Mixed Peracids: Manufacture and Use as Non-Chlorine Delignification and Bleaching Agents, 1993 Pulping Conference Proceedings
Both customers and regulators are providing bleached pulp manufacturers incentives to search for non-chlorine delignifying and brightening technologies. Oxygen, hydrogen peroxide, and ozone are broadly viewed as leading candidates around which those non-chlorine technologies will develop. However, these chemicals are not without drawbacks. They either have limited oxidizing capability, or require large amounts of capital to implement, or both.
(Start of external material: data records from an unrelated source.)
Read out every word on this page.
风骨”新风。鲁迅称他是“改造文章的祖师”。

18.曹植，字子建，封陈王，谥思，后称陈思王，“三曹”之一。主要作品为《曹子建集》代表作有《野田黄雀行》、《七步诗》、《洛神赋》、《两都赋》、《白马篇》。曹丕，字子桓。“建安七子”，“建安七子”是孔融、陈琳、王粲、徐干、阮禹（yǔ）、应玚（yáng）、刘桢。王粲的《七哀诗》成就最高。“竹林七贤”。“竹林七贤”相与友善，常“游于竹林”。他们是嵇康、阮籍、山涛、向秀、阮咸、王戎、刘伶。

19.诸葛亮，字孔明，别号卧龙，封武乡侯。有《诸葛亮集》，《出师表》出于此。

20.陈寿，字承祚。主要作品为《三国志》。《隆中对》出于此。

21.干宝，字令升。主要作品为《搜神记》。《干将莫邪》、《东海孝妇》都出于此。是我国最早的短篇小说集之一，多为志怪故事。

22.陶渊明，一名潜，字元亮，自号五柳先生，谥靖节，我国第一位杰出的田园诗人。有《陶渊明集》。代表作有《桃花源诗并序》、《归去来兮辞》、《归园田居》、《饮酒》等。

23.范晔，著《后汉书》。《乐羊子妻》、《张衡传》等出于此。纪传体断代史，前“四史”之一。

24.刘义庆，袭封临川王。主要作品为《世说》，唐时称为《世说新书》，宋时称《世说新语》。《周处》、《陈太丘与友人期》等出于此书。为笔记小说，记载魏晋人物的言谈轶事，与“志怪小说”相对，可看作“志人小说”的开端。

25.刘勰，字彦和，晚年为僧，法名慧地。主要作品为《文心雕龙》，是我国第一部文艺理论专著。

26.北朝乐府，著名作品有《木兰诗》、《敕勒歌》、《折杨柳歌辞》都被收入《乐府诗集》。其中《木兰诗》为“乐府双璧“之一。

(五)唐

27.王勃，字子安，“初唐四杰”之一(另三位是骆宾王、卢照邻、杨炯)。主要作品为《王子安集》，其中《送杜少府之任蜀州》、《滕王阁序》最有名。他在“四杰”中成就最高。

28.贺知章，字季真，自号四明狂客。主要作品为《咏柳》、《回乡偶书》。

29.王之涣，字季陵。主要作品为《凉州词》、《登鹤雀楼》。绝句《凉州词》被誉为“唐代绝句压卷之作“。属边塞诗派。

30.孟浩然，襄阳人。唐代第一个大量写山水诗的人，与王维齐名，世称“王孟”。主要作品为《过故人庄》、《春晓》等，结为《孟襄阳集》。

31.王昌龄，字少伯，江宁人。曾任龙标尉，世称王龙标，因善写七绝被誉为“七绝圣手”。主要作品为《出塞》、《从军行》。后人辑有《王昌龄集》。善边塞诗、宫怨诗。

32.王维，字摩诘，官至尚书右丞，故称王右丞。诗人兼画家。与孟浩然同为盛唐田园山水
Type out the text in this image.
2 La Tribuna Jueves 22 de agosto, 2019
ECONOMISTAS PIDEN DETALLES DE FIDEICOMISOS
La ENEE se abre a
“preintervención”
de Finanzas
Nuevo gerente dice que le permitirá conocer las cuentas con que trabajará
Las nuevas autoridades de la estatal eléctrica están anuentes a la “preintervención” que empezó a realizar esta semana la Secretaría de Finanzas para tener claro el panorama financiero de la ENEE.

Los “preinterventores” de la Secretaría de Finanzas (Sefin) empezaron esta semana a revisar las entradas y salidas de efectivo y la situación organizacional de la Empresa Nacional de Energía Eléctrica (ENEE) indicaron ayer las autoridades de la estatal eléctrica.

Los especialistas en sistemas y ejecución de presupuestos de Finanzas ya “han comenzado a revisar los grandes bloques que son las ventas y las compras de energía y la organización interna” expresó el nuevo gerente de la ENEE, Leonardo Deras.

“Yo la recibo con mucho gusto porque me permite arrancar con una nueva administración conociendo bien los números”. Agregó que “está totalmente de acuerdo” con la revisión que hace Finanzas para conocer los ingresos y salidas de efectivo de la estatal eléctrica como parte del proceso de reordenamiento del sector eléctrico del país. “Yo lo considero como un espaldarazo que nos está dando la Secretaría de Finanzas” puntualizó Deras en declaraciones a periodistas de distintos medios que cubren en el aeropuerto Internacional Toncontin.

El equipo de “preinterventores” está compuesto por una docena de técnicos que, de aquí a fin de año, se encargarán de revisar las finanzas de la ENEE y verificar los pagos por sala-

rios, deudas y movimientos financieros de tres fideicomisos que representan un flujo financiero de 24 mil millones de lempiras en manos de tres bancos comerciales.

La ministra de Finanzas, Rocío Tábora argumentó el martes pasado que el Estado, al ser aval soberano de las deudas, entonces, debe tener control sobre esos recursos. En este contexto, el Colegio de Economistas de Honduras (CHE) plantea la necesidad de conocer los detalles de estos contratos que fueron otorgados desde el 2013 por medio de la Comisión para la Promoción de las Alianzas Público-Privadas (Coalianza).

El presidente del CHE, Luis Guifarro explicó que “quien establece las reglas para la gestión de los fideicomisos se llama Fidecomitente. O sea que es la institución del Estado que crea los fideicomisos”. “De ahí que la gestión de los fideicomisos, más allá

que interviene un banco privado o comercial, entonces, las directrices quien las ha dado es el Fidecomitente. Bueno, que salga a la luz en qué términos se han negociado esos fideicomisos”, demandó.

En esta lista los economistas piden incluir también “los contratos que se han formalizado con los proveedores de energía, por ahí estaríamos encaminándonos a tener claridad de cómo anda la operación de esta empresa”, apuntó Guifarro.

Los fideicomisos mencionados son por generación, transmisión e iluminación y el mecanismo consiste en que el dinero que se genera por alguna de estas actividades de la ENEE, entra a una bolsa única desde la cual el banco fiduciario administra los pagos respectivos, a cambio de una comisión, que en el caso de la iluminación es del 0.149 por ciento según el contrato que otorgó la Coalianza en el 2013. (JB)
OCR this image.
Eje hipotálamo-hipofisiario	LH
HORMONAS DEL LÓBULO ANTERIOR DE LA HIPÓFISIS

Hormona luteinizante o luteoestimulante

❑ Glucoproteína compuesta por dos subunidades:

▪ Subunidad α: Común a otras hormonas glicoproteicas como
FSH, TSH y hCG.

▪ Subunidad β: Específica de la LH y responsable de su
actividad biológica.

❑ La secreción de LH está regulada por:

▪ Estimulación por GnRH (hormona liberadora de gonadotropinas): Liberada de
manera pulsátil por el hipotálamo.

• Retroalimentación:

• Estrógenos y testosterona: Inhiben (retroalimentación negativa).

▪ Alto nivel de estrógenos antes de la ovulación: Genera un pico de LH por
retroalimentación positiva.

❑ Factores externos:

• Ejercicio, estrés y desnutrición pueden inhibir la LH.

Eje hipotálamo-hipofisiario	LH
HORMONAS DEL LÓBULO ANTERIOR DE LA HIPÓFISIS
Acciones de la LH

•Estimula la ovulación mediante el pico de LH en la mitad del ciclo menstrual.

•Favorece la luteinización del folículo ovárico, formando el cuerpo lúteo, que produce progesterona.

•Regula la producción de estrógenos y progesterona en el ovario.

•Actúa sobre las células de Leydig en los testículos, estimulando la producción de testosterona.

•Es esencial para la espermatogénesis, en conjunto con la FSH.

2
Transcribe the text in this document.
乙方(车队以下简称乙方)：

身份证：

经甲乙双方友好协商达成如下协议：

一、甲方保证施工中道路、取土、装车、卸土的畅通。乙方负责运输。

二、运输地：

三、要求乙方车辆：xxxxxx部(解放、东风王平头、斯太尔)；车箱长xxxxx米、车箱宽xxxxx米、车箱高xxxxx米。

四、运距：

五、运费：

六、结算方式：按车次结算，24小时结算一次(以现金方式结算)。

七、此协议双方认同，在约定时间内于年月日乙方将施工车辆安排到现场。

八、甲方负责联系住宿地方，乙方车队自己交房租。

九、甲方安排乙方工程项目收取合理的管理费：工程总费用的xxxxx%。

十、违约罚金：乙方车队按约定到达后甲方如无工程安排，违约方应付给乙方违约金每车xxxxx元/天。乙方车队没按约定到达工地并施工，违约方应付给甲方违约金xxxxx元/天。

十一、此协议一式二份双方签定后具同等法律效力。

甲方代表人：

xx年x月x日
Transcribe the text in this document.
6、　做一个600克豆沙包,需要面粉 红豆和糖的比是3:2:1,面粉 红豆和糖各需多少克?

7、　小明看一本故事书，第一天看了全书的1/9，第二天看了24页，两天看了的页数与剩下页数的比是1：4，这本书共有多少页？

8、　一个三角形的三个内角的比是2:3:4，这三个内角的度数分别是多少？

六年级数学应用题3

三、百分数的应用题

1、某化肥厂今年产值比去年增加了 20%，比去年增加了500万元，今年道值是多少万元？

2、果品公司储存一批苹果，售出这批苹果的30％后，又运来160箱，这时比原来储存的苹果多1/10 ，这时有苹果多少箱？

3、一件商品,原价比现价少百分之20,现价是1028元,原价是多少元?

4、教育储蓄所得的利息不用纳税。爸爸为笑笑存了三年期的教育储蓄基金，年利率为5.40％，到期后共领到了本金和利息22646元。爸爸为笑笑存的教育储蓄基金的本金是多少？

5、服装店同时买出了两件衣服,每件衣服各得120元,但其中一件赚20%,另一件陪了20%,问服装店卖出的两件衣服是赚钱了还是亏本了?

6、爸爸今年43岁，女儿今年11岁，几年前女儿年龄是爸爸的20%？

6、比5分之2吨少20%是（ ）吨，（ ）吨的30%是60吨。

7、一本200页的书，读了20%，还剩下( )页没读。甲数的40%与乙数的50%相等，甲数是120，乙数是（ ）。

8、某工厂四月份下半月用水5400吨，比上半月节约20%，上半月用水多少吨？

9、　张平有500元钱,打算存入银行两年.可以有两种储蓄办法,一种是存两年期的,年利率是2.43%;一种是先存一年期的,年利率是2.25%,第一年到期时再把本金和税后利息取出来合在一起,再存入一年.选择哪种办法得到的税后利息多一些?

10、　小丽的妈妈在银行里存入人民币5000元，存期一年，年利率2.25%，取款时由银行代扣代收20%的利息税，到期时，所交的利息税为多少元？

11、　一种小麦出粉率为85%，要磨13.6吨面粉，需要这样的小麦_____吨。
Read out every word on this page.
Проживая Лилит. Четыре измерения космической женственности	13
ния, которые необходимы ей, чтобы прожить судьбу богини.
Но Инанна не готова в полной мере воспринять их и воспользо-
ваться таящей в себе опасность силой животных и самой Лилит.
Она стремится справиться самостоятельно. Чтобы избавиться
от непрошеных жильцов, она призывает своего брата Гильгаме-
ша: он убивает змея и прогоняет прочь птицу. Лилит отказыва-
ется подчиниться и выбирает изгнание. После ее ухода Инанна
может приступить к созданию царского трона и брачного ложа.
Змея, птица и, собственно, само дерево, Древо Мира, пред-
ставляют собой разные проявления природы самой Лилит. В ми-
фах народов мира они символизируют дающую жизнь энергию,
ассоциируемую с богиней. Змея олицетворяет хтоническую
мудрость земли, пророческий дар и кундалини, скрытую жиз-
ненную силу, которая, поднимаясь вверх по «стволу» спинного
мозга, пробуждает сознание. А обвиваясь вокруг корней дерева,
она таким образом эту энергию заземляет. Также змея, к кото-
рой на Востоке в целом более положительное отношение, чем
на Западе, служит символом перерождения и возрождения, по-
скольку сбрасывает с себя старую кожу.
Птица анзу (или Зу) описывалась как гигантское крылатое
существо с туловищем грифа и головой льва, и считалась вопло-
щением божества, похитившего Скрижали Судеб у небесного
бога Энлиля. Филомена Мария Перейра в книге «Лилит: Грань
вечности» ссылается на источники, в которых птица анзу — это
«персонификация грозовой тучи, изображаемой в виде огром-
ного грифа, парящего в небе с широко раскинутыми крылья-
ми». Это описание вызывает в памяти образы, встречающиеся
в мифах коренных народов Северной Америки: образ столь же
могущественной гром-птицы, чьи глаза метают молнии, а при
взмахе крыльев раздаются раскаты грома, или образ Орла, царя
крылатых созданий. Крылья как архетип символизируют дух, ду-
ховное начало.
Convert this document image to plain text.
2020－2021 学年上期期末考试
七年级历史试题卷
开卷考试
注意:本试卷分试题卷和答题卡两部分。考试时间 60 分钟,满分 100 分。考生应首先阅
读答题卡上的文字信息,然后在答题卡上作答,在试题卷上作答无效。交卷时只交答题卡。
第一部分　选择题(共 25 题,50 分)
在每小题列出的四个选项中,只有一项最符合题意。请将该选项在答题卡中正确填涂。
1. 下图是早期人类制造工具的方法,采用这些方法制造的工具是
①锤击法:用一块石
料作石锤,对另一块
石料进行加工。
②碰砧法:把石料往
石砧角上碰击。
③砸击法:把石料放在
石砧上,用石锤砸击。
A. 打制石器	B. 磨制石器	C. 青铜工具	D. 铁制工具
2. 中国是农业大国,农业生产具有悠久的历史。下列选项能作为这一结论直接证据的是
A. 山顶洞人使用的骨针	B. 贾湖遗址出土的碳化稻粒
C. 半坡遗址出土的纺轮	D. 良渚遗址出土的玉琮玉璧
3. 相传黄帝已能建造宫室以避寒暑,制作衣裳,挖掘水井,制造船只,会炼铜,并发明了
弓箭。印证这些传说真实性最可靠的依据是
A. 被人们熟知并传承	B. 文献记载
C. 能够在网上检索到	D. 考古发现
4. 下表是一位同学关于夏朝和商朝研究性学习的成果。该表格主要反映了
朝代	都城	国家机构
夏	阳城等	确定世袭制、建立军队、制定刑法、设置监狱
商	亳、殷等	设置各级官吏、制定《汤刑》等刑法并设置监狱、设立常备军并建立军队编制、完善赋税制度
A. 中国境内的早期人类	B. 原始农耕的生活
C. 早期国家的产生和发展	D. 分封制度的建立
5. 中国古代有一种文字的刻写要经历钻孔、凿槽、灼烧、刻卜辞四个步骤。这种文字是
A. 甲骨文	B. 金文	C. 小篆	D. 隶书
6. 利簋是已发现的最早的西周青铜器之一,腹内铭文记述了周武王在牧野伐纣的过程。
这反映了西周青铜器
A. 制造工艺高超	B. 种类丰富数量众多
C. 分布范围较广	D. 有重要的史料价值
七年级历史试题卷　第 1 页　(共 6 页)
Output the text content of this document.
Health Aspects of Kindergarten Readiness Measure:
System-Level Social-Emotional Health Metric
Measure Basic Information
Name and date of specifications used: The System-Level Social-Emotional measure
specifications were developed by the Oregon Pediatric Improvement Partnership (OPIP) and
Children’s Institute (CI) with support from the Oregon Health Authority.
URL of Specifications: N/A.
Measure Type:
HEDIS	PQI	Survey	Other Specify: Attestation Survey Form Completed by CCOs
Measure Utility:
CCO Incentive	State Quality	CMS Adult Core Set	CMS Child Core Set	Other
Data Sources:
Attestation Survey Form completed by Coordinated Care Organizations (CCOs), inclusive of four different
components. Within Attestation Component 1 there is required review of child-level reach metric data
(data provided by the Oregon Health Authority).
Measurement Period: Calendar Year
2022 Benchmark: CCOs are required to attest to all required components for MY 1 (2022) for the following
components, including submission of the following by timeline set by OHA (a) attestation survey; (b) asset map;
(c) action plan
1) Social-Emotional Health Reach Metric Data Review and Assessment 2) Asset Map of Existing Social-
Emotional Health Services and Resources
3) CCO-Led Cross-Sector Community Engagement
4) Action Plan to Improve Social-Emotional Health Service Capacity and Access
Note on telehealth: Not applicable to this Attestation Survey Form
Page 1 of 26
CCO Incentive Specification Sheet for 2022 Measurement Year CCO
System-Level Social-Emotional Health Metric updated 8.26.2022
A strongly oxidizing, non-chlorine chemical, that requires little capital, would offer mills interesting features to use along with oxygen, peroxide, and ozone to modify their operations to meet low-AOX, ECF, TCF, or closed mill needs. Non-chlorine peracids such as peracetic, performic, and Caro’s acids are known to be strong oxidizers that effectively delignify and brighten pulp. Their reactivity makes them unsuitable for long-term storage or shipping in concentrated form, two factors that make on-site manufacture preferred. To date, their use in bleaching has been limited partly by lack of an easily operated, efficient, on-site manufacturing process.
This paper describes a low-investment, efficient method for on-site manufacture of a solution of two peracids, and illustrates how those peracids can be used for modifying bleach sequences to meet mills’ needs for non-chlorine bleaching.